Validate Metrics and Logs

Now that the Metrics and Log forwarding is set up we can view them in Grafana.

  1. Fetch the Route for Grafana

    oc -n "${NAMESPACE}" get route grafana-route
    
  2. Browse to the provided route address and login using your OpenShift credentials (username kubeadmin, password echo $OCP_PASS).

  3. View an existing dashboard such as mobb-aro-obs -> Node Exporter -> USE Method -> Cluster.

    screenshot showing federated metrics

  4. Click the Explore (compass) Icon in the left hand menu, select “Loki (Application)” in the dropdown and search for {kubernetes_namespace_name="mobb-aro-obs"}

    screenshot showing logs

Debugging loki

If you don’t see logs in Grafana you can validate that Loki is correctly storing them by querying it directly like so.
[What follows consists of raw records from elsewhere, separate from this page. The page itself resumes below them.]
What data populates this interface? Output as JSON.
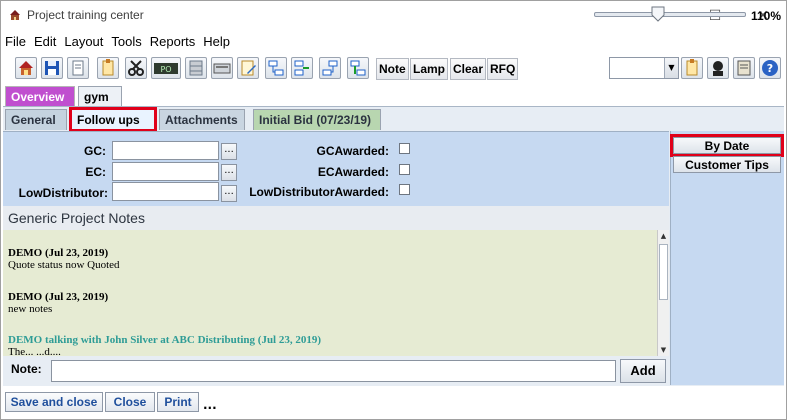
{
  "window": {
    "title": "Project training center",
    "min": "—",
    "max": "☐",
    "close": "✕"
  },
  "menu": [
    "File",
    "Edit",
    "Layout",
    "Tools",
    "Reports",
    "Help"
  ],
  "toolbar": {
    "text_buttons": [
      "Note",
      "Lamp",
      "Clear",
      "RFQ"
    ],
    "po_label": "PO",
    "combo_value": ""
  },
  "tabs_top": [
    "Overview",
    "gym"
  ],
  "tabs_sub": [
    "General",
    "Follow ups",
    "Attachments",
    "Initial Bid (07/23/19)"
  ],
  "fields": {
    "gc_label": "GC:",
    "ec_label": "EC:",
    "lowdist_label": "LowDistributor:",
    "gc_value": "",
    "ec_value": "",
    "lowdist_value": "",
    "dots": "...",
    "gc_awarded": "GCAwarded:",
    "ec_awarded": "ECAwarded:",
    "lowdist_awarded": "LowDistributorAwarded:"
  },
  "notes": {
    "title": "Generic Project Notes",
    "entries": [
      {
        "head": "DEMO (Jul 23, 2019)",
        "body": "Quote status now Quoted"
      },
      {
        "head": "DEMO (Jul 23, 2019)",
        "body": "new notes"
      },
      {
        "head": "DEMO talking with John Silver at ABC Distributing (Jul 23, 2019)",
        "body": "The... ...d...."
      }
    ],
    "note_label": "Note:",
    "note_value": "",
    "add_label": "Add"
  },
  "right": {
    "by_date": "By Date",
    "customer_tips": "Customer Tips"
  },
  "bottom": {
    "save_close": "Save and close",
    "close": "Close",
    "print": "Print",
    "more": "...",
    "zoom": "110%",
    "zoom_fraction": 0.42
  }
}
  1. Port forward to the Loki Service

    oc port-forward -n openshift-logging svc/logging-loki-gateway-http 8080:8080
    
  2. Make sure you can curl the Loki service and get a list of labels

    You can get the bearer token from the login command screen in the OCP Dashboard

    curl -k -H "Authorization: Bearer <BEARER TOKEN>" \
    'https://localhost:8080/api/logs/v1/infrastructure/loki/api/v1/labels'
    
  3. You can also use the Loki CLI

    logcli --bearer-token="<BEARER TOKEN>" --tls-skip-verify --addr https://localhost:
    8080/api/logs/v1/infrastructure/ labels
    

Cleanup

Assuming you didn’t deviate from the guide then you created everything in the Resource Group of the ARO cluster and you can simply destroy our Terraform stack and everything will be cleaned up.

  1. Delete the ARO cluster

    cd "${WORKDIR}/terraform-aro"
    make delete